The National Labor Relations Board has reissued a proposal to streamline the union-representation election process that is virtually identical to a controversial rule first proposed in June 2011.
Employer-oriented construction and business groups opposed the original changes, saying the proposed revisions would not give employers enough time to prepare for union elections.
In May 2012, the U.S. District Court for the District of Columbia invalidated the rule, saying the board lacked a quorum when the changes were issued. The court did not make a judgement on the merits of the rule itself.
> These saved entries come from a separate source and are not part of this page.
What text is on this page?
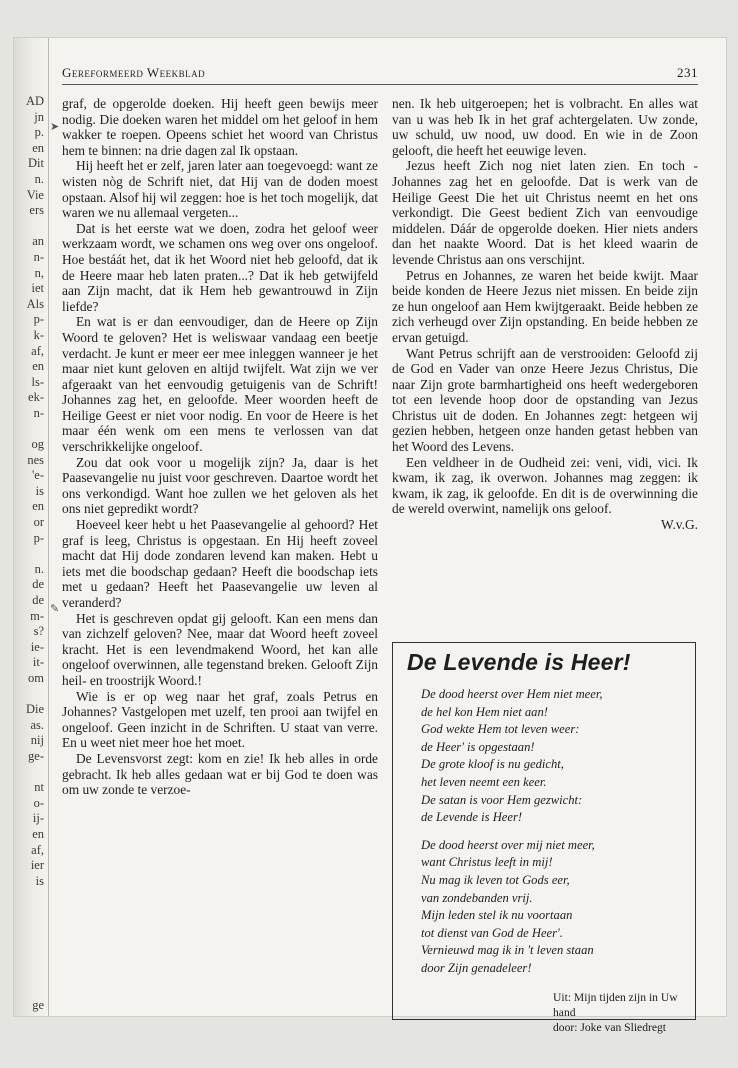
AD
jn
p.
en
Dit
n.
Vie
ers
an
n-
n,
iet
Als
p-
k-
af,
en
ls-
ek-
n-
og
nes
'e-
is
en
or
p-
n.
de
de
m-
s?
ie-
it-
om
Die
as.
nij
ge-
nt
o-
ij-
en
af,
ier
is
ge
Gereformeerd Weekblad	231

graf, de opgerolde doeken. Hij heeft geen bewijs meer nodig. Die doeken waren het middel om het geloof in hem wakker te roepen. Opeens schiet het woord van Christus hem te binnen: na drie dagen zal Ik opstaan.

Hij heeft het er zelf, jaren later aan toegevoegd: want ze wisten nòg de Schrift niet, dat Hij van de doden moest opstaan. Alsof hij wil zeggen: hoe is het toch mogelijk, dat waren we nu allemaal vergeten...

Dat is het eerste wat we doen, zodra het geloof weer werkzaam wordt, we schamen ons weg over ons ongeloof. Hoe bestáát het, dat ik het Woord niet heb geloofd, dat ik de Heere maar heb laten praten...? Dat ik heb getwijfeld aan Zijn macht, dat ik Hem heb gewantrouwd in Zijn liefde?

En wat is er dan eenvoudiger, dan de Heere op Zijn Woord te geloven? Het is weliswaar vandaag een beetje verdacht. Je kunt er meer eer mee inleggen wanneer je het maar niet kunt geloven en altijd twijfelt. Wat zijn we ver afgeraakt van het eenvoudig getuigenis van de Schrift! Johannes zag het, en geloofde. Meer woorden heeft de Heilige Geest er niet voor nodig. En voor de Heere is het maar één wenk om een mens te verlossen van dat verschrikkelijke ongeloof.

Zou dat ook voor u mogelijk zijn? Ja, daar is het Paasevangelie nu juist voor geschreven. Daartoe wordt het ons verkondigd. Want hoe zullen we het geloven als het ons niet gepredikt wordt?

Hoeveel keer hebt u het Paasevangelie al gehoord? Het graf is leeg, Christus is opgestaan. En Hij heeft zoveel macht dat Hij dode zondaren levend kan maken. Hebt u iets met die boodschap gedaan? Heeft die boodschap iets met u gedaan? Heeft het Paasevangelie uw leven al veranderd?

Het is geschreven opdat gij gelooft. Kan een mens dan van zichzelf geloven? Nee, maar dat Woord heeft zoveel kracht. Het is een levendmakend Woord, het kan alle ongeloof overwinnen, alle tegenstand breken. Gelooft Zijn heil- en troostrijk Woord.!

Wie is er op weg naar het graf, zoals Petrus en Johannes? Vastgelopen met uzelf, ten prooi aan twijfel en ongeloof. Geen inzicht in de Schriften. U staat van verre. En u weet niet meer hoe het moet.

De Levensvorst zegt: kom en zie! Ik heb alles in orde gebracht. Ik heb alles gedaan wat er bij God te doen was om uw zonde te verzoe-

nen. Ik heb uitgeroepen; het is volbracht. En alles wat van u was heb Ik in het graf achtergelaten. Uw zonde, uw schuld, uw nood, uw dood. En wie in de Zoon gelooft, die heeft het eeuwige leven.

Jezus heeft Zich nog niet laten zien. En toch - Johannes zag het en geloofde. Dat is werk van de Heilige Geest Die het uit Christus neemt en het ons verkondigt. Die Geest bedient Zich van eenvoudige middelen. Dáár de opgerolde doeken. Hier niets anders dan het naakte Woord. Dat is het kleed waarin de levende Christus aan ons verschijnt.

Petrus en Johannes, ze waren het beide kwijt. Maar beide konden de Heere Jezus niet missen. En beide zijn ze hun ongeloof aan Hem kwijtgeraakt. Beide hebben ze zich verheugd over Zijn opstanding. En beide hebben ze ervan getuigd.

Want Petrus schrijft aan de verstrooiden: Geloofd zij de God en Vader van onze Heere Jezus Christus, Die naar Zijn grote barmhartigheid ons heeft wedergeboren tot een levende hoop door de opstanding van Jezus Christus uit de doden. En Johannes zegt: hetgeen wij gezien hebben, hetgeen onze handen getast hebben van het Woord des Levens.

Een veldheer in de Oudheid zei: veni, vidi, vici. Ik kwam, ik zag, ik overwon. Johannes mag zeggen: ik kwam, ik zag, ik geloofde. En dit is de overwinning die de wereld overwint, namelijk ons geloof.

W.v.G.
De Levende is Heer!
De dood heerst over Hem niet meer,
de hel kon Hem niet aan!
God wekte Hem tot leven weer:
de Heer' is opgestaan!
De grote kloof is nu gedicht,
het leven neemt een keer.
De satan is voor Hem gezwicht:
de Levende is Heer!
De dood heerst over mij niet meer,
want Christus leeft in mij!
Nu mag ik leven tot Gods eer,
van zondebanden vrij.
Mijn leden stel ik nu voortaan
tot dienst van God de Heer'.
Vernieuwd mag ik in 't leven staan
door Zijn genadeleer!
Uit: Mijn tijden zijn in Uw hand
door: Joke van Sliedregt
➤
✎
Now that the full board has a full quorum, the board decided to reissue the rule, said NLRB Chairman Mark Gaston Pearce, a Democrat, in a Feb. 5 announcement.
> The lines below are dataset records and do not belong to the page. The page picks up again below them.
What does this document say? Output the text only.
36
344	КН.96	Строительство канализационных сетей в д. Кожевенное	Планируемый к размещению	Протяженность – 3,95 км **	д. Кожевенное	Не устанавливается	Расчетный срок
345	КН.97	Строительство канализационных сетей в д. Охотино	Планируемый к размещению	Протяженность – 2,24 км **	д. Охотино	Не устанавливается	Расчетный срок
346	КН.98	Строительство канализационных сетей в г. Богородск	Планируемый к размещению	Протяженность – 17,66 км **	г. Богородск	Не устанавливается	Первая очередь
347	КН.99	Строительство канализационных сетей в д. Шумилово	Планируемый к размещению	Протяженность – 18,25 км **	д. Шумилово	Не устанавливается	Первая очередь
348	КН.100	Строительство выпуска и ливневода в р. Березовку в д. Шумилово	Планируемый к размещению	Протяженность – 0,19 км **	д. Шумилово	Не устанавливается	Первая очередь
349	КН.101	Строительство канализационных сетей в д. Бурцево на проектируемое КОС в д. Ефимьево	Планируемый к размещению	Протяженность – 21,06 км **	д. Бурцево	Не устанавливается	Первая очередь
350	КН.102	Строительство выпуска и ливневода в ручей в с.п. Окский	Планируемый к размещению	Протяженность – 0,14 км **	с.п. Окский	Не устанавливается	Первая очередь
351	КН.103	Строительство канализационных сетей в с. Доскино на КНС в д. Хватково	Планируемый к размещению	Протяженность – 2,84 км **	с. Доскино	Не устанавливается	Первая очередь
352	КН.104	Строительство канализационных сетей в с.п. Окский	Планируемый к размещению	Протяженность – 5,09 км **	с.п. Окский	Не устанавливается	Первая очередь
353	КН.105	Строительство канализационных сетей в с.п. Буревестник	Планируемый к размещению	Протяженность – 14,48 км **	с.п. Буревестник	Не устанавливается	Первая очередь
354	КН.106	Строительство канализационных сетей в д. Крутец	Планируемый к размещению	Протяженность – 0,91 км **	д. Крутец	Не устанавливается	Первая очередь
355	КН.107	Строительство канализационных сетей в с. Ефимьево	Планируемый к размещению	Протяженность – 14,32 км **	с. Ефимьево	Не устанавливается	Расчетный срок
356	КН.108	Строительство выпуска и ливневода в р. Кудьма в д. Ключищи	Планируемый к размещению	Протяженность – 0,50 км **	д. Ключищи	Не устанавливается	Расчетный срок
Sean Thurman, director of legislative affairs for the Associated Builders & Contractors, says it is "incredibly likely" an ABC-chaired coalition of employer groups that opposed the rule in 2011 will once again file a legal challenge. "We're as concerned now as we were with the first proposal." Shortening the time between filing a petition for an election and the actual election is unfair to both employers and employees, he says. Thurman adds that, according to the NLRB's own statistics, about 95% of union elections are occurring within 56 days, "which meets NLRB's own … goals."
But Sarita Gupta, executive director of Jobs With Justice, a workers advocacy group, says shortening the time before the election is held will "minimize the exposure some employees will face" to retaliation and threats from employers.
The proposal was published in the Federal Register on Feb. 6.